Report-local asset names for compact local explanations use sample_<sample_index>_thumbnail_<n>.png and sample_<sample_index>_<explainer>_<visualiser>.png. The manifest schema is unchanged, but tools that match asset filenames should account for this naming pattern.

Compact empirical robustness report figures use robustness_<index>_<assessor>_sample_<sample_index>_<visualiser>.png. The robustness section stays grouped by assessor, but each group contains one figure per selected report sample and visualiser. Duplicate clean-input and perturbation-map panels are suppressed across configured visualisers. This compact rendering is report-only: the robustness/<assessor>/ artifacts and their metadata.json visualiser references still point at the canonical standalone PNGs. Set reporting.show_redundant_robustness_panels=true to reuse the standalone robustness figures in the report.

For labeled classification outputs, RAITAP selects local detail samples in this priority order:

  1. Highest-confidence incorrect prediction.

  2. Lowest-confidence prediction.

  3. Highest-confidence correct prediction.

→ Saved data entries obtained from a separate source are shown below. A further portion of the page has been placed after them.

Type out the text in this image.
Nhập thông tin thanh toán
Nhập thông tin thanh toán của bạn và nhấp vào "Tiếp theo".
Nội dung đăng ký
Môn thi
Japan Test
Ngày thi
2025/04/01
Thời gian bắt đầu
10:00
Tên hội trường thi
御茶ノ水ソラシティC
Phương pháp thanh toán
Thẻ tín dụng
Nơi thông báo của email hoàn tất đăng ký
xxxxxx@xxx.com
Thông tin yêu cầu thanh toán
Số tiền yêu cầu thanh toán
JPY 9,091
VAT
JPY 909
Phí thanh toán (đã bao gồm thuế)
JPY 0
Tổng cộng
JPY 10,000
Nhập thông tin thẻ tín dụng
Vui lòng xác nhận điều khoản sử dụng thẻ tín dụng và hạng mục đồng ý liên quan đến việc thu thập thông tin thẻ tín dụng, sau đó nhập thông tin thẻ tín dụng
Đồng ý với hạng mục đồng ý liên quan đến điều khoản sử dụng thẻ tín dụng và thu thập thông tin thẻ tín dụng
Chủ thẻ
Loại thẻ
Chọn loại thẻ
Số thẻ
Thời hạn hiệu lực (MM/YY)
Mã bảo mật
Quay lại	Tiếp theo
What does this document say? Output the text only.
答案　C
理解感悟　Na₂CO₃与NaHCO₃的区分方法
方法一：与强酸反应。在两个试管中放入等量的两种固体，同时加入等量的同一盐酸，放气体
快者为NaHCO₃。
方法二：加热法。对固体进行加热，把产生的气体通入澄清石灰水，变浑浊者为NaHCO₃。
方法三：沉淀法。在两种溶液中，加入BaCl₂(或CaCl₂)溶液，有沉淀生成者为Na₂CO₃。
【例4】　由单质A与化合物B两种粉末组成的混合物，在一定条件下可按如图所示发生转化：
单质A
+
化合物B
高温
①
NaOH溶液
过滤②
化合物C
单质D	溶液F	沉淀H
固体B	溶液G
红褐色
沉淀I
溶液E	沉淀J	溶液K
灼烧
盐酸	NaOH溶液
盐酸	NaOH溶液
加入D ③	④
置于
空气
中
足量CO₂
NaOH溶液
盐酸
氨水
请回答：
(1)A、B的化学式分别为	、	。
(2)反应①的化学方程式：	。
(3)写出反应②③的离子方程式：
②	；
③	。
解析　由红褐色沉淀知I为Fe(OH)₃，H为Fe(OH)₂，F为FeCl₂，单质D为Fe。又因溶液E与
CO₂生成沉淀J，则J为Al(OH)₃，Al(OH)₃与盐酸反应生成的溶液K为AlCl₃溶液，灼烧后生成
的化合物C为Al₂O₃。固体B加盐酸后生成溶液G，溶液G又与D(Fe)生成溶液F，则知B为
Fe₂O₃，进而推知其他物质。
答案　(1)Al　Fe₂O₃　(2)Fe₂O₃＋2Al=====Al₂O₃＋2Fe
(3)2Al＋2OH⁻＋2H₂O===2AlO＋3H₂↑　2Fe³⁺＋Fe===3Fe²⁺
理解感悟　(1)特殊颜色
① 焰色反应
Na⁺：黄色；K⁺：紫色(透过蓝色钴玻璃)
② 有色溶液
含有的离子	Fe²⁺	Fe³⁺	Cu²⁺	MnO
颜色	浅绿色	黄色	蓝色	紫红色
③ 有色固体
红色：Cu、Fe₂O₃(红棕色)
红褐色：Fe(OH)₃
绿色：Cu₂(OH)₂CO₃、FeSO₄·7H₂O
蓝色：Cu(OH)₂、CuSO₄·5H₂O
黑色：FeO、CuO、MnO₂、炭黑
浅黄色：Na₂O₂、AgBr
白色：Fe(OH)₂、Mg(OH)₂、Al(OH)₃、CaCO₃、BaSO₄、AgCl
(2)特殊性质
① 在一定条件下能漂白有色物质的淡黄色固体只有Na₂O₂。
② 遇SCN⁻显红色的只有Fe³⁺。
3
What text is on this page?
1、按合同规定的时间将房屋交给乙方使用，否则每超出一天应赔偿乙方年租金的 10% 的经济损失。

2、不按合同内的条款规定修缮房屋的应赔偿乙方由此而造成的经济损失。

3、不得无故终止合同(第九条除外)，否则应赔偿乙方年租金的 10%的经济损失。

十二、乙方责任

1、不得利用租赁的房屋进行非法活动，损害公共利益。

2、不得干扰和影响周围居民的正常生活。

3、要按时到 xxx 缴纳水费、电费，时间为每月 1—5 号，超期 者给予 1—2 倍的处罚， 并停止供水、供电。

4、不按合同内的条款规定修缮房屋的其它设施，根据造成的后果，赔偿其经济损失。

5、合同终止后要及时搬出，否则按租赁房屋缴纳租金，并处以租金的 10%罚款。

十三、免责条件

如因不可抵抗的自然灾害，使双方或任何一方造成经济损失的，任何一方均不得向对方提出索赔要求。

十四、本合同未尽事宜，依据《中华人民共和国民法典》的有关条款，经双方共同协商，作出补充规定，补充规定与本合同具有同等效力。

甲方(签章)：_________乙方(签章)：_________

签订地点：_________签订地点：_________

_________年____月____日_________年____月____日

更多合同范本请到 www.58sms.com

Duplicate samples are removed in priority order. For unlabeled classification runs, selection uses confidence only. For non-classification or unsupported output shapes, RAITAP falls back to the first available sample. Classification confidence is the maximum softmax probability of the model output for each sample.

Set reporting.sample_selection to pin the exact local samples shown in the report. The option accepts sample IDs, filenames, or zero-based batch indices; when it is set, RAITAP renders the requested samples in the configured order and marks them as user-selected in report_manifest.json. Invalid, ambiguous, duplicate, or out-of-range entries fail the run before expensive pipeline work whenever the data metadata is available.

reporting.sample_selection is report-only. It does not reduce the data passed through the model forward, metrics, explainers, visualisers, or tracking. To run explainers on fewer samples, reduce data.source or use a future data-subsetting feature.

Hydra Multiruns

Each Hydra child run still writes its own reports/report.html and reports/report_manifest.json. At the end of a multirun, RAITAP also creates one merged report under the sweep directory:

multirun/.../
├── 0/
│   └── reports/
│       ├── report.html
│       ├── report.zip
│       └── report_manifest.json
├── 1/
│   └── reports/
│       ├── report.html
│       ├── report.zip
│       └── report_manifest.json
└── reports/
    ├── report.html
    ├── report.zip
    ├── report_manifest.json
    └── _assets/

The merged report concatenates child manifest content in Hydra job order and prefixes groups with the child job label and override summary. Missing child manifests are skipped and recorded in the parent manifest metadata.

Set reporting.multirun_report=false to disable only the merged parent report while keeping per-run reports.